Cholesterol levels could serve as a biological risk marker for violence and suicidal tendencies in psychiatric patients with depression and schizophrenia.”
More Studies and Reviews on Statin Use
Rather than pointing patients in the direction of finding dietary solutions, including eating both the whites and the yolks when having eggs, and ditching processed vegetable oils in favor of healthy cooking oils like coconut oil, olive oil and avocado oil, Harvard Health Medical School updated an article on how to “manage” muscle pain from taking statins, perpetuating the cholesterol myth. They stated:
“If you’re not taking a statin now, you may well be soon. These medications are commonly prescribed to lower ‘bad’ LDL cholesterol and have been shown to reduce the risk of heart attack, stroke, and death.
They are routinely recommended for people who have cardiovascular disease and for many people ages 40 to 75 who don’t have cardiovascular disease but have at least one risk factor (high blood pressure, high cholesterol, diabetes, or smoking) and a 7.5% or greater risk of a stroke or heart attack in the next decade.

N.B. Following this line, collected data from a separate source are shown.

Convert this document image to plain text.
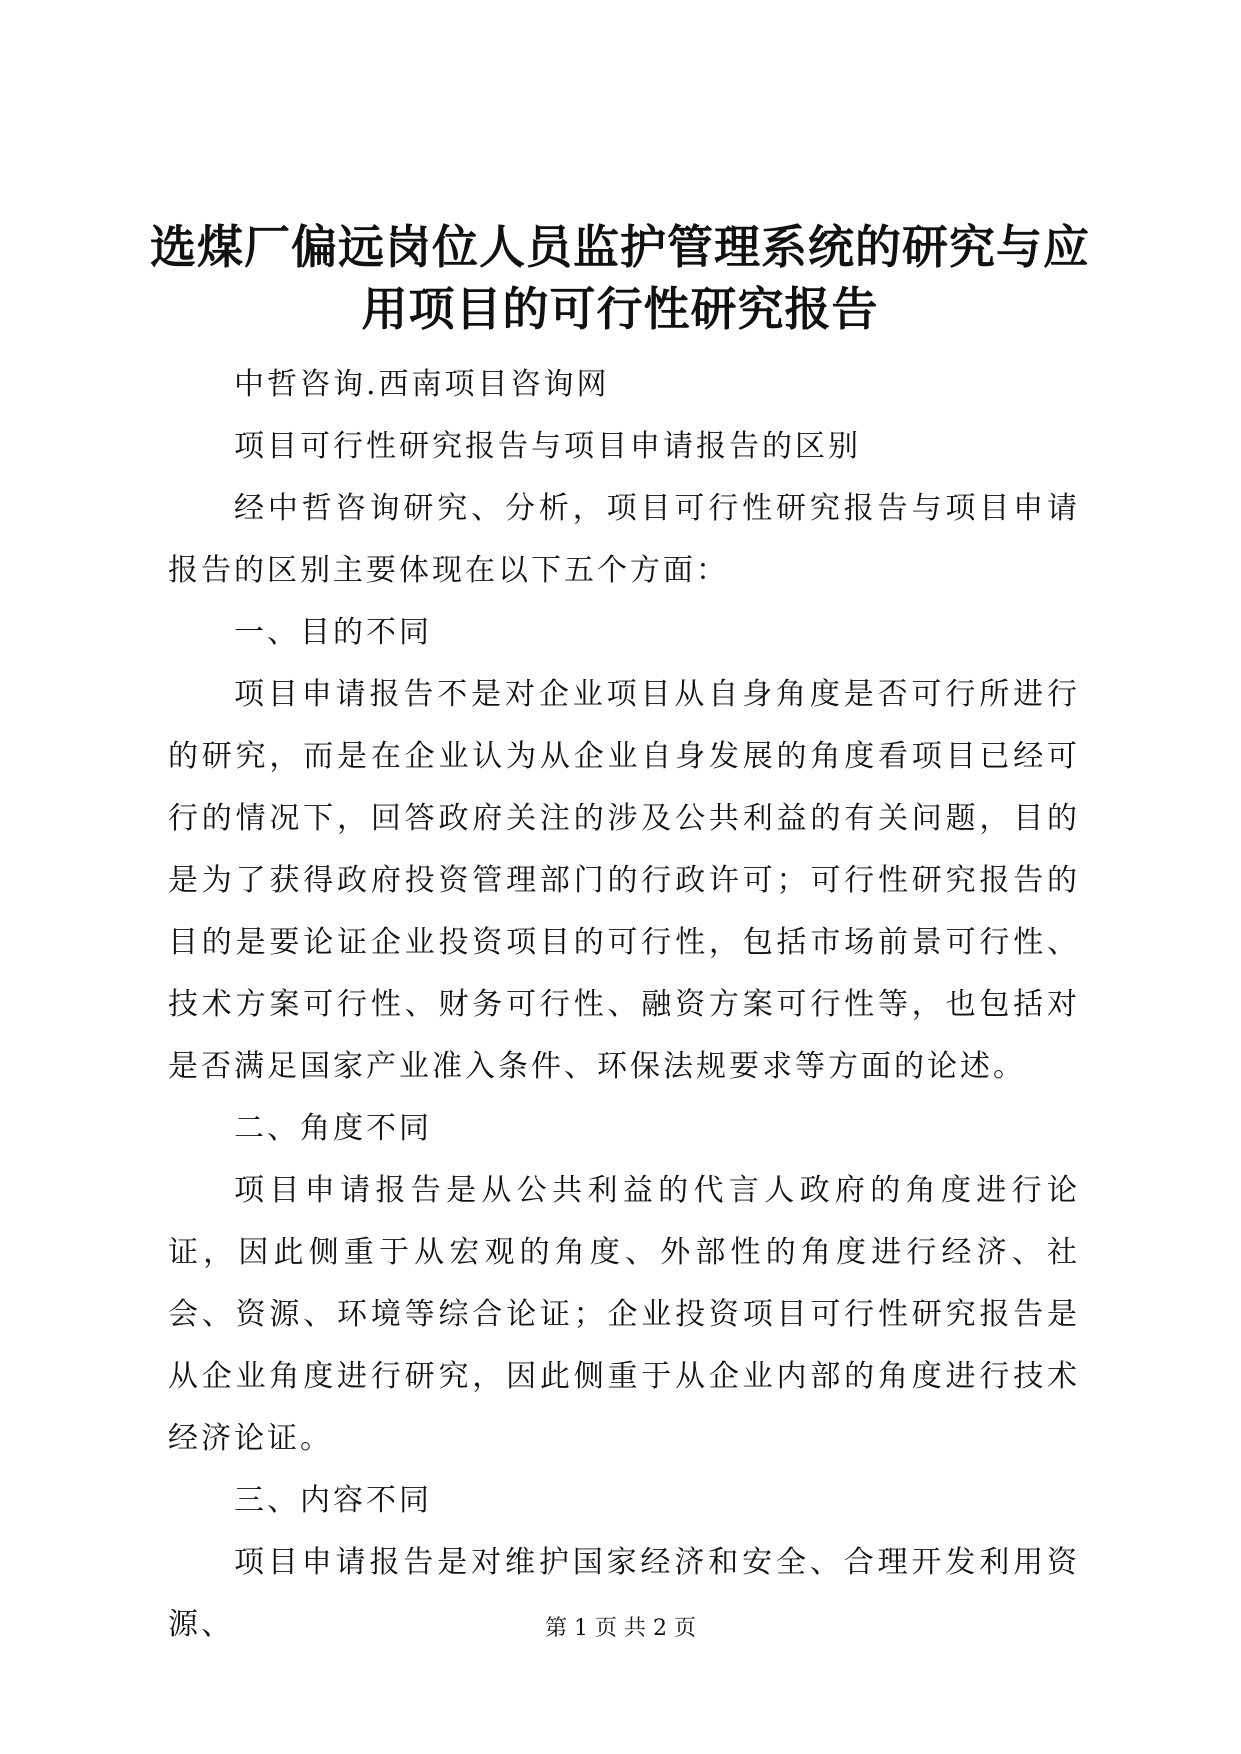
选煤厂偏远岗位人员监护管理系统的研究与应用项目的可行性研究报告

中哲咨询.西南项目咨询网

项目可行性研究报告与项目申请报告的区别

经中哲咨询研究、分析，项目可行性研究报告与项目申请报告的区别主要体现在以下五个方面：

一、目的不同

项目申请报告不是对企业项目从自身角度是否可行所进行的研究，而是在企业认为从企业自身发展的角度看项目已经可行的情况下，回答政府关注的涉及公共利益的有关问题，目的是为了获得政府投资管理部门的行政许可；可行性研究报告的目的是要论证企业投资项目的可行性，包括市场前景可行性、技术方案可行性、财务可行性、融资方案可行性等，也包括对是否满足国家产业准入条件、环保法规要求等方面的论述。

二、角度不同

项目申请报告是从公共利益的代言人政府的角度进行论证，因此侧重于从宏观的角度、外部性的角度进行经济、社会、资源、环境等综合论证；企业投资项目可行性研究报告是从企业角度进行研究，因此侧重于从企业内部的角度进行技术经济论证。

三、内容不同

项目申请报告是对维护国家经济和安全、合理开发利用资源、	第 1 页 共 2 页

Moreover, recent research indicates that they may benefit high risk individuals over age 75 as well … Taking a statin may give you some assurance that you’re doing all you can to avoid heart attack and stroke …”31
Exercising, losing weight, adopting healthy eating habits and including vitamin D and coenzyme Q10 (CoQ10) supplements in your diet are all good strategies for maintaining your cholesterol levels. Unfortunately, the common suggestion for alleviating muscle pain due to statin use is more of the same — just try taking a lower dose or switching to another statin prescription.32
As if that weren’t enough, experts say statins may impair your memory and cause amnesia, a possibility real enough to call for a warning on the labels of prescriptions.33 Statin use may precipitate a higher risk of developing cataracts34 and it “significantly” increases the likelihood of raising the fasting glucose levels of non-diabetics, as well as inducing high blood sugar.35
In another review of the adverse effects of statins, it was noted that “an array of additional risk factors for statin AEs [adverse events] are those that amplify (or reflect) mitochondrial or metabolic vulnerability, such as metabolic syndrome factors, thyroid disease, and genetic mutations linked to mitochondrial dysfunction.”36
Given the false information saying cholesterol is at fault for causing heart-related disease, the continued prescriptions being handed out to patients for statins, and the side effects they cause, it’s clear why, in their introduction, the authors of the Annals of Nutrition & Metabolism study stressed:37
“This, we believe, marks the starting point of a paradigm shift in not only how we understand the role cholesterol plays in health, but also how we provide cholesterol treatment …
Our purpose in writing this supplementary issue is to help everyone understand the issue of cholesterol better than before, and we hope that we lay out the case for why a paradigm shift in cholesterol treatment is needed, and sooner rather than later.”